Critics of Gora and her administration are staying largely silent on the matter, pointedly choosing not to get involved and declining to comment on the record.
The other candidates for the Lewis and Clark presidency are Maureen A. Mahoney, the dean of Smith College in Massachusetts, and Thomas J. Hochstettler, the vice president for academic affairs at International University Bremen, the Oregonian reported.
Tania Thompson, senior communications official at Lewis and Clark College, was unable to comment on Gora’s candidacy, but said the fourteen member search committee, lead by U.S. District Judge Owen Panner, was committed to identifying the best candidate. “They have not set a deadline for such a decision,” she said.
Previous Oregonian reports indicate the college would like a president installed by July 1.
Current Lewis and Clark interim president Paul Bragdon did not immediately return phone calls seeking comment.
Through an assistant, U.S. District Judge Owen Panner declined to comment.
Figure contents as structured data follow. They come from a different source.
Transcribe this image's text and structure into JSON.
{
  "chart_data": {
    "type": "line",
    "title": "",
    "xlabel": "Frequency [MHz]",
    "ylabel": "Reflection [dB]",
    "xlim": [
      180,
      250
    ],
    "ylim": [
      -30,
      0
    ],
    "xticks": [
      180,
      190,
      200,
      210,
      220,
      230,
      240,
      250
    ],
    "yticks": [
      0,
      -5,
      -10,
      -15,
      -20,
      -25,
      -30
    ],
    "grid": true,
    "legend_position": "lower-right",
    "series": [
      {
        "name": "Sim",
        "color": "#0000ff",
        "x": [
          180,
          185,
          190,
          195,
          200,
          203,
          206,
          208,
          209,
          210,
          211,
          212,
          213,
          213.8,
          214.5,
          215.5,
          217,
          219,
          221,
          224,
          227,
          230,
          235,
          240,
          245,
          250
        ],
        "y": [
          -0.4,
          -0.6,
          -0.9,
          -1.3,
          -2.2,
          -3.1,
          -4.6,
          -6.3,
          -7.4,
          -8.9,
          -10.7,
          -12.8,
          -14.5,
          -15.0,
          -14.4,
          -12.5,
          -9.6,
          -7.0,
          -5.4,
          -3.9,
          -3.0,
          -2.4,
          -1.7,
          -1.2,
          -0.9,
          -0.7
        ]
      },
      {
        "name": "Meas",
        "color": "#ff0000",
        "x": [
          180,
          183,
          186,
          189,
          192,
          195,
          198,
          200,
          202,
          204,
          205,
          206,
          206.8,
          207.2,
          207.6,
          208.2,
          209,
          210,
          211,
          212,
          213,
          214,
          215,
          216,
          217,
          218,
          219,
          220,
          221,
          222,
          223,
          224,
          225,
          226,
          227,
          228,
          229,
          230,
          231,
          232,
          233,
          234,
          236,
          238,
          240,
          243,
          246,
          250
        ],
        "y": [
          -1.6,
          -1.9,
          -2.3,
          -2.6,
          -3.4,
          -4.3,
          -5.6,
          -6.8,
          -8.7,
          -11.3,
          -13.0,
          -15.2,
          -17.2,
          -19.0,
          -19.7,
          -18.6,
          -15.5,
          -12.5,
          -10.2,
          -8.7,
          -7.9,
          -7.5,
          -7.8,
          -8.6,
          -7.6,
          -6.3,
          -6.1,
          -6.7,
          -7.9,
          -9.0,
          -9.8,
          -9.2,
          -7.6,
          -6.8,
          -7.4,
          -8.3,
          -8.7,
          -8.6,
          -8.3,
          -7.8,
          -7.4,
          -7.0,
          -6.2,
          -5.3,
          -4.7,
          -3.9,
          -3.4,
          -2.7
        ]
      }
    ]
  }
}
If chosen, Gora will replace Michael Mooney, who resigned in June 2003 following a scandal involving an unauthorized investment of $10.5 million dollars. The Oregonian reported in a November article that Mooney was the highest-paid university president in Oregon, raking in $314,079 in 2003. Gora, according to 2003 payroll figures, made $185,000. Gora took over as chancellor in August 2001, having previously been a provost at Virginia’s Old Dominion University for nine years.
“I think the university is a great place,” she said in a January interview. “I really enjoy the students and the people who work here. And so, you know, I’m going to keep doing it until it seems right to stop.”